Além do ódio aos imigrantes, do discurso misógino e racista, Trump comparte com a ultradireita europeia a visão nacionalista e isolacionista. Os sentimentos antiglobalização e contra a União Europeia desses grupos encaixam como uma luva com os anseios de Trump de ter uma Europa dividida para negociar bilateralmente com cada país.

¨      As reações ao controverso gesto de Elon Musk, criticado por semelhança à 'saudação' nazista

Elon Musk gerou indignação por um gesto com o braço que realizou durante um discurso em celebração à posse de Donald Trump.

Musk agradeceu ao público por "fazer isso acontecer", colocou a mão direita sobre o coração e, em seguida, estendeu o braço direito para frente, em linha reta. Ele repetiu o gesto para as pessoas posicionadas atrás dele.

Muitos usuários da plataforma X, que pertence a Musk, compararam o movimento a uma saudação nazista.

Em resposta, Musk publicou no X: "Francamente, eles precisam de truques sujos melhores. Essa coisa de 'todo mundo é Hitler' está tããão ultrapassada."

O bilionário, aliado próximo de Trump e considerado o homem mais rico do mundo, fez o gesto enquanto discursava na Capital One Arena, em Washington D.C.

"Meu coração vai para vocês.
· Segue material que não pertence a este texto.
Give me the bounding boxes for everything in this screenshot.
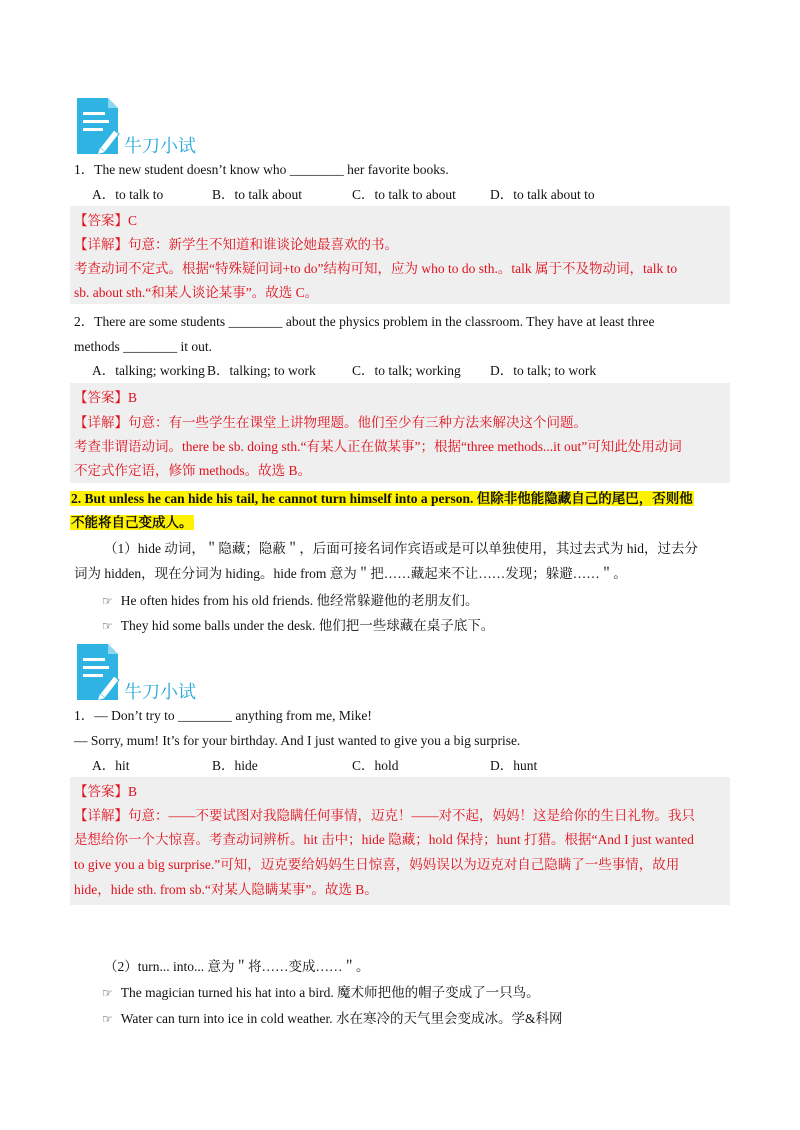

É graças a vocês que o futuro da civilização está garantido", disse o empresário, de 53 anos, após realizar a segunda saudação com o braço.

A reação nas redes sociais foi imediata.

Claire Aubin, historiadora especializada em nazismo nos Estados Unidos, afirmou que o gesto de Musk foi um 'sieg heil', ou saudação nazista.

"Minha opinião profissional é que vocês estão certos; devem acreditar no que veem", escreveu ela no X, apoiando aqueles que consideraram o gesto uma referência explícita aos nazistas.

Ruth Ben-Ghiat, professora de história na Universidade de Nova York, declarou: "Como historiadora do fascismo, posso dizer que foi uma saudação nazista — e uma bem agressiva, inclusive."

Andrea Stroppa, confidente próximo de Musk e que o conectou à primeira-ministra italiana de extrema-direita Giorgia Meloni, teria compartilhado o vídeo do gesto nas redes italianas com a legenda: "O Império Romano está de volta, começando pela saudação romana."

A saudação romana foi amplamente usada na Itália pelo Partido Fascista de Benito Mussolini antes de ser adotada por Adolf Hitler na Alemanha.

Segundo a mídia italiana, Andrea Stroppa apagou sua publicação. Mais tarde, ele afirmou que "aquele gesto, que alguns confundiram com uma saudação nazista, é simplesmente Elon, que é autista, expressando seus sentimentos ao dizer: 'Quero dar meu coração a vocês'".

Ele acrescentou: "Foi exatamente isso que ele comunicou ao microfone. ELON NÃO GOSTA DE EXTREMISTAS!"

O gesto ocorre em um momento em que as posições políticas de Musk têm se inclinado cada vez mais para a direita. Ele fez declarações recentes em apoio ao partido de direita radical AfD, da Alemanha, e ao partido anti-imigração britânico Reform UK.

No entanto, Musk também recebeu defesa de alguns grupos, como a Liga Antidifamação (ADL), uma organização fundada para combater o antissemitismo. "Parece que Elon Musk fez um gesto desajeitado em um momento de entusiasmo, e não uma saudação nazista", publicou o grupo no X.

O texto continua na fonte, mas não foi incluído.